THE PROCESS OF REOPENING OFFICES – DONE RIGHT

Ever since we started talking about ‘Ever since the pandemic’, there has been one question on everyone’s mind: How will we get back to normal? The answer to this mystery varies from person to person, industry to industry. One of the major concerns for industry professionals across verticals is how to safely re-open offices. Experts claim that it will take more than wearing masks and putting in desks at a distance in order to truly get ready for the post COVID office life.

While there are various strategies to safeguard employees, none of it is is as easy as it seems—even in open-plan offices. Office re-openings executed correctly undergo exhaustive COVID-19 hazard assessments, workable options from architects and commercial interior designers graduated from the best design colleges in India, and approval from all stakeholders on an approach to enforce the same.

One common denominator is certain:  The more you delve into it, the more complications arise.  This warrants a need for innovative workarounds and solutions.

It is known that controlling COVID-19 spread implies overlooking a safe distance between employees at all times since the transmission is droplet-based. At places like a construction site, water droplets that carry the virus scatter in the wind. Indoors, they linger as air recirculates and survive on surfaces.

Measures to increase air circulation in buildings and utilizing mechanical control methods can lower coronavirus exposure, but it does not satisfy our quest for an absolute health hazard free zone. In addition to this, physical distancing measures can prove hard to put in place effectively. Especially masks, they’re even harder to enforce.

Space Planning Starts with Meeting a Firm Goal: 6 Feet of Separation

Coronavirus safety guidelines from medical organizations across the globe warrant for six feet or more separating workers, or the use of barricades. However, even this rudimentary social distancing measure — assuring that two people without stretched arms do not touch — is hard to execute in itself. The part of execution where you have to ensure a distance of 6 feet between chairs makes office planners come face to face with one truth: There is a lot still to fix.
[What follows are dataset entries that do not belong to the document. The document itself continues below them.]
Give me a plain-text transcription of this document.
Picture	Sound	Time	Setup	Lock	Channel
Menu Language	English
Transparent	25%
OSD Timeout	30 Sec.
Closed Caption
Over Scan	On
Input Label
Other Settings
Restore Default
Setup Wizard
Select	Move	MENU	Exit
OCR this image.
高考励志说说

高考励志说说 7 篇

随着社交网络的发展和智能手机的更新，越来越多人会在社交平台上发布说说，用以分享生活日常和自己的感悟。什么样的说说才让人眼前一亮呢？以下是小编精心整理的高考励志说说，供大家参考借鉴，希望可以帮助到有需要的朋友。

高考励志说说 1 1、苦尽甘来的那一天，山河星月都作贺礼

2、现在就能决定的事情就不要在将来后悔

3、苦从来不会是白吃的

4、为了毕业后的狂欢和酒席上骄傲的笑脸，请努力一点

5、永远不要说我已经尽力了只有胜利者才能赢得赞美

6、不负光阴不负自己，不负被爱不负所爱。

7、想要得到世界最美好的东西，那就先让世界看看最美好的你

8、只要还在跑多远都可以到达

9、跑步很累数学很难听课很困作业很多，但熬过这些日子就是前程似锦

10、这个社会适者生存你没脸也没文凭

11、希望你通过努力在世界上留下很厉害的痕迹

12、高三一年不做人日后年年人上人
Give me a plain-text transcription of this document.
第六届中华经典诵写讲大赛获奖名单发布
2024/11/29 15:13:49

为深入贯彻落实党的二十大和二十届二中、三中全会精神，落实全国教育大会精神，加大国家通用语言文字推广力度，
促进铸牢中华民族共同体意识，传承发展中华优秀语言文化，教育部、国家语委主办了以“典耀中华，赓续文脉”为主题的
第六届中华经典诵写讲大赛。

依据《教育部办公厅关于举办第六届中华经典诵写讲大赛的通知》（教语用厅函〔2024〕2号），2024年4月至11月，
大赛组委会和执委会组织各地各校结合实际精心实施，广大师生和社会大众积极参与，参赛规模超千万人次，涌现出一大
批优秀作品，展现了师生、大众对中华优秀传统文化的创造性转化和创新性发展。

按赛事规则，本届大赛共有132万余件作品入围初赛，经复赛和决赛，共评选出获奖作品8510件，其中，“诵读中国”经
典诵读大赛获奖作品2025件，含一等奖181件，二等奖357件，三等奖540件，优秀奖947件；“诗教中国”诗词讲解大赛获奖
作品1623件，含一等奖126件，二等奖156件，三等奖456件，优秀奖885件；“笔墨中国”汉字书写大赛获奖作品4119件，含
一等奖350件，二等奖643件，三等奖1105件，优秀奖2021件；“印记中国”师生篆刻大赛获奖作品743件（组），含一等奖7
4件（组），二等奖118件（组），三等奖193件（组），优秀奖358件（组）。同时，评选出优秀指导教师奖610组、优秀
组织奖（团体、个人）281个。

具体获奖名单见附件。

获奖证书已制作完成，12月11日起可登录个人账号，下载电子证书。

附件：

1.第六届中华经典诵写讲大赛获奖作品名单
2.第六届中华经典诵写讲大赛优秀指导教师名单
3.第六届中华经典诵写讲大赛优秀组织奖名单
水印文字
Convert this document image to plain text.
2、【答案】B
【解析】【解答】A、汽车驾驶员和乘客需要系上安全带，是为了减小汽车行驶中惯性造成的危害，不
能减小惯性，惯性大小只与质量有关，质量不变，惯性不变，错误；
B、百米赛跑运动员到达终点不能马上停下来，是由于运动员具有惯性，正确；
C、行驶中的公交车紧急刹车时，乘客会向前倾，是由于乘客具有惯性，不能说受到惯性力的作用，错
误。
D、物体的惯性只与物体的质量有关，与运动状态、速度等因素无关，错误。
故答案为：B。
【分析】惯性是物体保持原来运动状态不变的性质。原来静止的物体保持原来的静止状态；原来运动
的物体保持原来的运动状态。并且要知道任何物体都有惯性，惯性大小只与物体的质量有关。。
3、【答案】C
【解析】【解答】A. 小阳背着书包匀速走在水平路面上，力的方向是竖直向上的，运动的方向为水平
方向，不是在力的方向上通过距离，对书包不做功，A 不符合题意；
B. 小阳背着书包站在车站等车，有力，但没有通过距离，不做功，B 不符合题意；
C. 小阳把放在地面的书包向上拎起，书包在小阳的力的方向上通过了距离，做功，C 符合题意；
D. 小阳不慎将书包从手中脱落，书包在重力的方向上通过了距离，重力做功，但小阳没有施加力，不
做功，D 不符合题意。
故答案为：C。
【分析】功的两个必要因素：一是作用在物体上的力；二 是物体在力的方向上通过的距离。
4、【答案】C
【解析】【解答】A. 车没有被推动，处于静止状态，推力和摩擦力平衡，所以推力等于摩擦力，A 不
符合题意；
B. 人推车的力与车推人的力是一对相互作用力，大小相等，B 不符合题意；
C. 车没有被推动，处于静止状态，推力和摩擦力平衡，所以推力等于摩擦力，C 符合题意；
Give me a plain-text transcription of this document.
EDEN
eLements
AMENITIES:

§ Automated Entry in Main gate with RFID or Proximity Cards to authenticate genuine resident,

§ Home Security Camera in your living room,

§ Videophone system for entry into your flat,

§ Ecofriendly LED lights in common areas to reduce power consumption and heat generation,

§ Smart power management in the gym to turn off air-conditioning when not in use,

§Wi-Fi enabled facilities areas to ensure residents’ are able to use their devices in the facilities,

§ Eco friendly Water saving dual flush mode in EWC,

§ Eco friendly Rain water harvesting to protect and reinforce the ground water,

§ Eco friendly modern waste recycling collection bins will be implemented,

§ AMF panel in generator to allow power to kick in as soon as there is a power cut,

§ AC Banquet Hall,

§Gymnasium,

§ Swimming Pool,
Open office plans give encouragement to collaboration in close quarters literally, with workstations grouped up around circulation routes and minimal partitions. Seating arrangements, in which employees face each other or sit side by side, increase risks of the transmission of the virus when deskmates reach for files or move in their personal space. Once workstations are moved away from each other, circulation routes will not be wide enough for comfortable two-way travel, and there may be few available one-way routes.

Break Rooms, and washrooms—with all their counters, fixtures, appliances and different types of seating—can be breeding grounds for the virus. Similarly, closed conference rooms of every size. Architects and commercial interior designers graduated from the best Bachelor of Interior Design colleges are adept at such space planning and problem-solving.

3 Paths to a Safer Office Reopening

The important thing here is to deal with COVID-19 with humility. Even the experts have much to learn about the virus. But our office reopening playbook presents combinations of three basic options:

  • Keep Some Employees @ Home.
    Social distancing norms essentially make for fewer employees to occupy the same space. If there is one thing that the imposed lockdown restrictions have shed light upon, is the fact that not all employees need to be working from the office since collaboration softwares allowed them to work for long periods.

Corporate leaders must prioritize which people will make offices even more productive. People across various verticals may have to share desks in staggering shifts, start times and break times need to be modulated to maintain decorum and following of guidelines. Employees at the highest risk for COVID-19 will need to continue working from home.

  • Rearrange and Retrofit. Employees who are willing and able to return to the premises will require reconfigured workstations, spread farther apart or with additional shields or partitions. Long tables or benching systems, even with fewer seats, Professionals will need to adopt an open-door policy, as a means to avoid using doorknobs. Restrooms need to regulate occupancy limits, feature sensor fixtures and be cleaned constantly. Conference meetings need to bid farewell. Stick with the Google Meet or Zoom Call.
  • Find More Office Space. Conference rooms, break rooms, restrooms and kitchens are the high danger spots in the office as long as COVID-19 spread is an ongoing concern. Spacing out workstations could inconvenience some team members out of their current occupancies. Temporary measures need to be deployed for both issues: Demarcate common areas as overflow workspaces.

Firms have the option to complement their space planning by making changes to people’s workflow. Marking off new traffic directions and safe standing distances will help teams break old habits. Maintenance crews need to be instructed to disinfect doorknobs and other touch surfaces daily. However, employees also require hand sanitizers at copiers, snack areas and supply stations.

The communications sent out by the organizations need to showcase genuine concern for the safety of others and vigorously indicate the need for new practices for using face masks, maintaining social distancing. Making online collaboration tools work, taking appropriate amounts of breaks and staying home if COVID-19 symptoms appear are some other things organizations need to tend to. An office reopening is a time to revise on-boarding and training materials to reflect what companies have learned about working safely and caring for their employees.